Chicago is using data to empower communities, to strengthen communication with government, to help serve the needs of our residents, and to act as bedrock for emerging businesses.
Data-informed decision-making is at the heart of Mayor Emanuel’s leadership in Chicago. We’re using the very latest in machine-learning and predictive analytics to help design interventions that promote a more livable, safer city. But it’s not just about government decisions. We publish hundreds of data sets on every aspect of the city — and update most nightly — to provide our residents with timely information that’s useful. Want to see the progress report card for your child’s school? Find out when your street will be swept? Learn about the least traffic-heavy streets in the city? It’s all in there.
But data alone isn’t sufficient. It needs to be made actionable.
Here’s one example from last winter. As part of a seasonal preparedness effort, we developed a suite of applications called Chicago Shovels to make it easier for Chicagoans to deal with snow and ice. To help answer the persistent question “When will my street be plowed?” we developed PlowTracker, an easy way to get a GPS fix on the hundreds of City plows moving up and down the street grid. This reduced calls to our 311 center and proved educational for residents curious about how we adjust our plowing strategy based on conditions. Another application, Adopt-a-Sidewalk, used data about the city’s public way to encourage residents to “claim” their sidewalks (and their neighbors’) for shoveling. Residents could use the tool to share supplies, ask for help, and even “compete” to see how much snow they could remove.
Just recently, Chicago also launched Service Tracker — the first 311 system in the nation that offers residents online, “UPS-style” tracking of how their service requests are progressing. This helps dramatically simplify and improve what can sometimes be complex bureaucratic processes. Check up on a pothole service request, for instance, and you will see when it was inspected, which departments were part of the work, and of course when it was fixed. This reduces the chance of clumsy “hand-offs” between departments and better sets resident expectations. Built upon Open 311 in partnership with the Smart Chicago Collaborative and Code for America, ServiceTracker — like PlowTracker — starts with transparency and leads to better processes.
But the best story of all is what the community of civic innovators outside of City government is doing with the data. For instance, the City and several partners ran the first-ever “Apps for Metro Chicago” competition. The Metropolitan Planning Council sponsored a special placemaking award that led to the development of a unique application called Mi Parque. An all-female team of developers created this mobile application for the Little Village community, which allowed residents to be deeply engaged in the planning process of the conversion of a Superfund site into a new park. Bilingual and bi-directional, Mi Parque used city data to engage residents and planners in an ongoing conversation about what the park could be.
The City of Chicago views data as a platform for innovation.
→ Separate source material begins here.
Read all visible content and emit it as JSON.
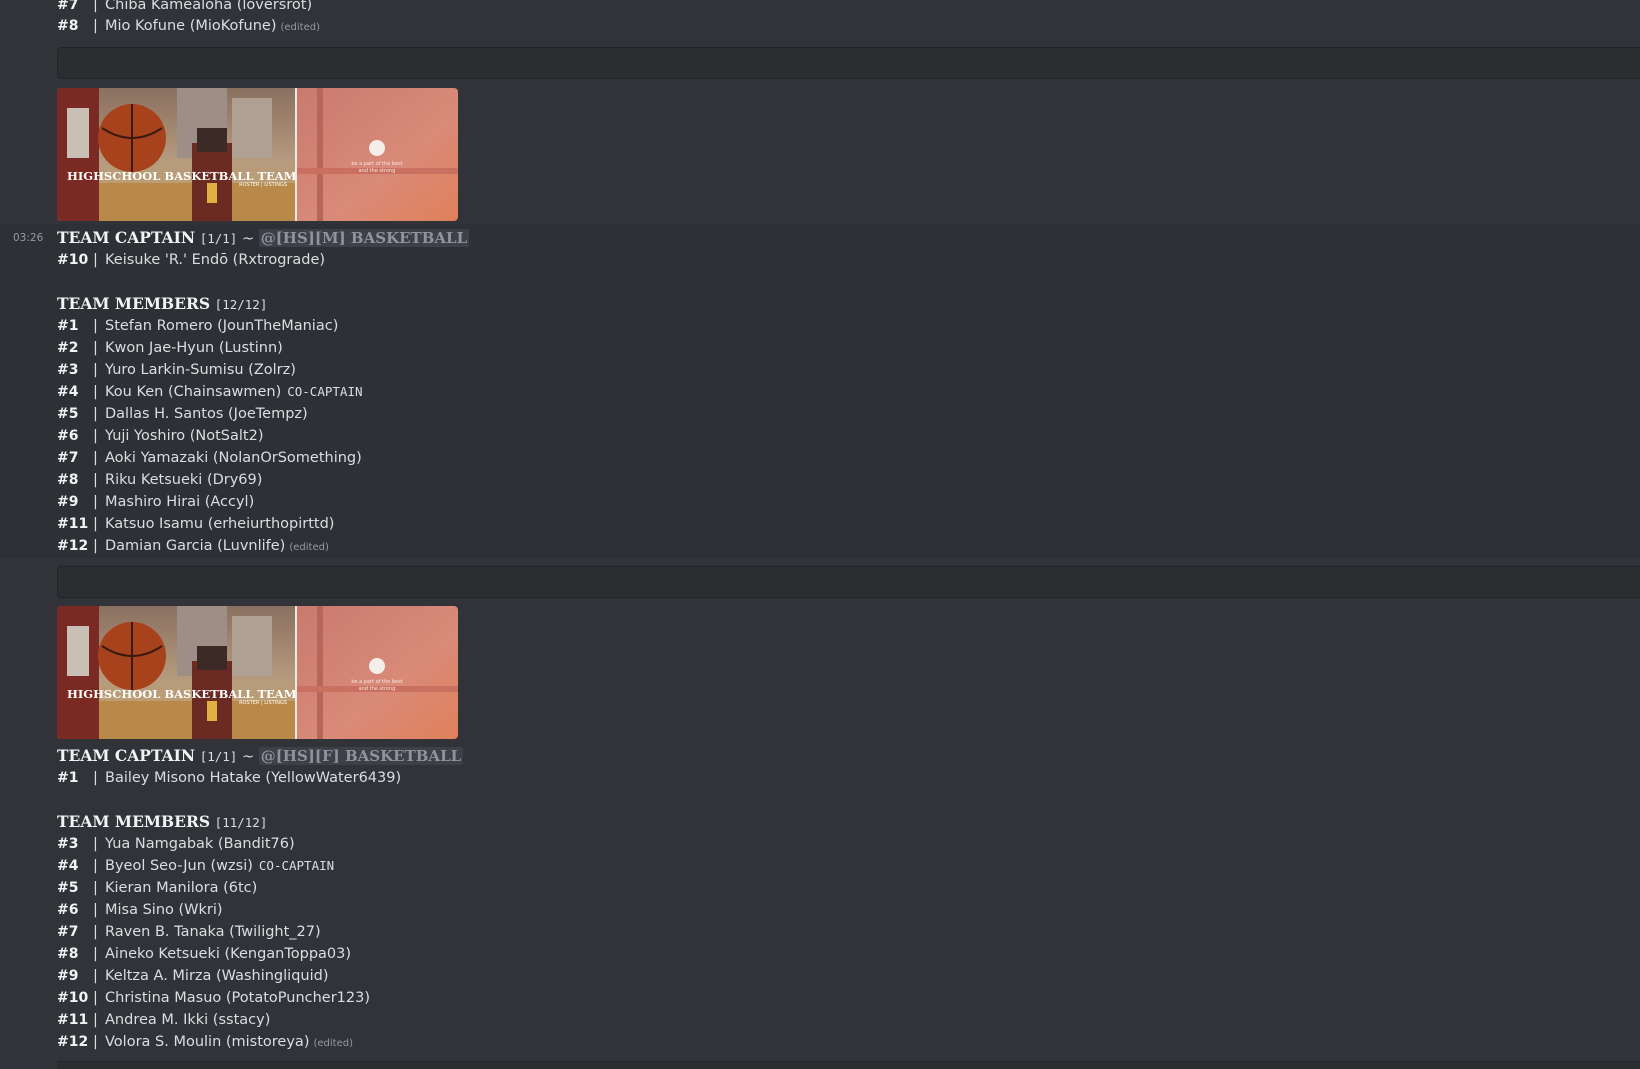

From real-time transit feeds to block-level data on public safety, we’re providing the raw materials for residents to more seamlessly interact with the place they live. This platform is also a jumping-off point for new businesses and social enterprise. One digital startup incubator here called 1871, which hosts weekly hack nights around civic challenges, is home to the first for-profit business built atop Chicago’s data. It’s an indicator of a vibrant, civic-minded business culture propelled by open data.
Data alone won’t solve all the problems in our communities. We need greater technology literacy, more open applications and a responsive urban information architecture. But an involved community informed with data is much closer to asking the hard questions that solutions require. I’m proud to help champion that change.